The market is not the only reason. Stockton government was not the premier career destination in the best of times. Now it’s a pressure cooker. Did I mention crime?
City Manager Bob Deis is not only striving to reform Stockton fiscally. He’s angling to transform the public servant culture with super-qualified executives. How well is it necessary to pay such folks? An extra $15,000, say.
That’s going to be controversial. I’m OK with it if it’s done judiciously. Because we have seen the price of incompetence, and it is far, far, higher than the total of the $100k club.
For evidence that compentency more than repays its costs, look no farther than the bankruptcy.
“The city of Stockton, California, has a strong case heading into court next week in a bid to establish eligibility for bankruptcy protection,” Reuters writes in this story.
The writer compared us to San Berdoo, where public employees still rule and where incompetence therefore remains high.
“Stockton is in several aspects an opposite of San Bernardino, another sizeable California city that filed for bankruptcy last year. Stockton planned its move well ahead of its bankruptcy filing. San Bernardino rushed into a hasty filing after its city council learned that spending would exceed revenue by $45 million and the city had no reserves.
“Additionally, Stockton has targeted bondholders for losses while San Bernardino is skipping out on payments to the state pension fund, the California Public Employees’ Retirement System …”
Right. So Stockton’s bankruptcy filing is well-thought out. And the city picked its battles wisely. As the result, it is likely that you, the taxpayer, are going to be spared the future tax increases and draconian service cuts that would be likely if the courts were to reject a botched filing and order Stockton to pay all debts.
That doesn’t mean no further cuts are necessary. They are.
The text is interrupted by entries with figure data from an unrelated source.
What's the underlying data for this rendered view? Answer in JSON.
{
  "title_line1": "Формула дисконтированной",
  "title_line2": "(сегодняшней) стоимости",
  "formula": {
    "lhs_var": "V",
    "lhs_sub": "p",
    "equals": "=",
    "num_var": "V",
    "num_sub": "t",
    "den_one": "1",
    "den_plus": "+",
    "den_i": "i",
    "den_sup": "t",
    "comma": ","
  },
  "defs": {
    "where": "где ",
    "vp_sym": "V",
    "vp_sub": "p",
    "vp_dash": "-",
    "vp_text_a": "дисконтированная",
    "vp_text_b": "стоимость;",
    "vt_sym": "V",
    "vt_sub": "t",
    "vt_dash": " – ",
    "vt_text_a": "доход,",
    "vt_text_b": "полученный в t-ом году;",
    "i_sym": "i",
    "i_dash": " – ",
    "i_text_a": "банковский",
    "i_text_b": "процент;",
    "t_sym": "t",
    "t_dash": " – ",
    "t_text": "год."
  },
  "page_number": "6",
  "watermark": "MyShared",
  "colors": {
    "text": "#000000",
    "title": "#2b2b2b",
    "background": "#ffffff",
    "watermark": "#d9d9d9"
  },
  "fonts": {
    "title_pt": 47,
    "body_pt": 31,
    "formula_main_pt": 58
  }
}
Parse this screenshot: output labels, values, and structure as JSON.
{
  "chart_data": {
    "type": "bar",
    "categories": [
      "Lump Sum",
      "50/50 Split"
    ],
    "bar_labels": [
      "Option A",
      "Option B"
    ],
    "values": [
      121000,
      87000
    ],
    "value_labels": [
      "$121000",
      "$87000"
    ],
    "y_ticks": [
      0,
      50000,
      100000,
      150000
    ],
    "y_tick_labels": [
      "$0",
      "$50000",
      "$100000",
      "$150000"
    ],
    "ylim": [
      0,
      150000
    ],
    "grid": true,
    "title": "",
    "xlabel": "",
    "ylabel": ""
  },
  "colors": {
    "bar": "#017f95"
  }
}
And yes, it chafes to learn Mike Niblock, the red-tape king retired out of the Community Development Department, is making bank when for many maddening years he did more to hamper business than to help it.
But Stockton has probably cut more fat out of government than any city in the state. Ronald Reagan himself did not reduce the federal government as much as Deis cut Stockton government. In that respect, we’re living through the most fiscally conservative era in the city’s history. And one of the most competent.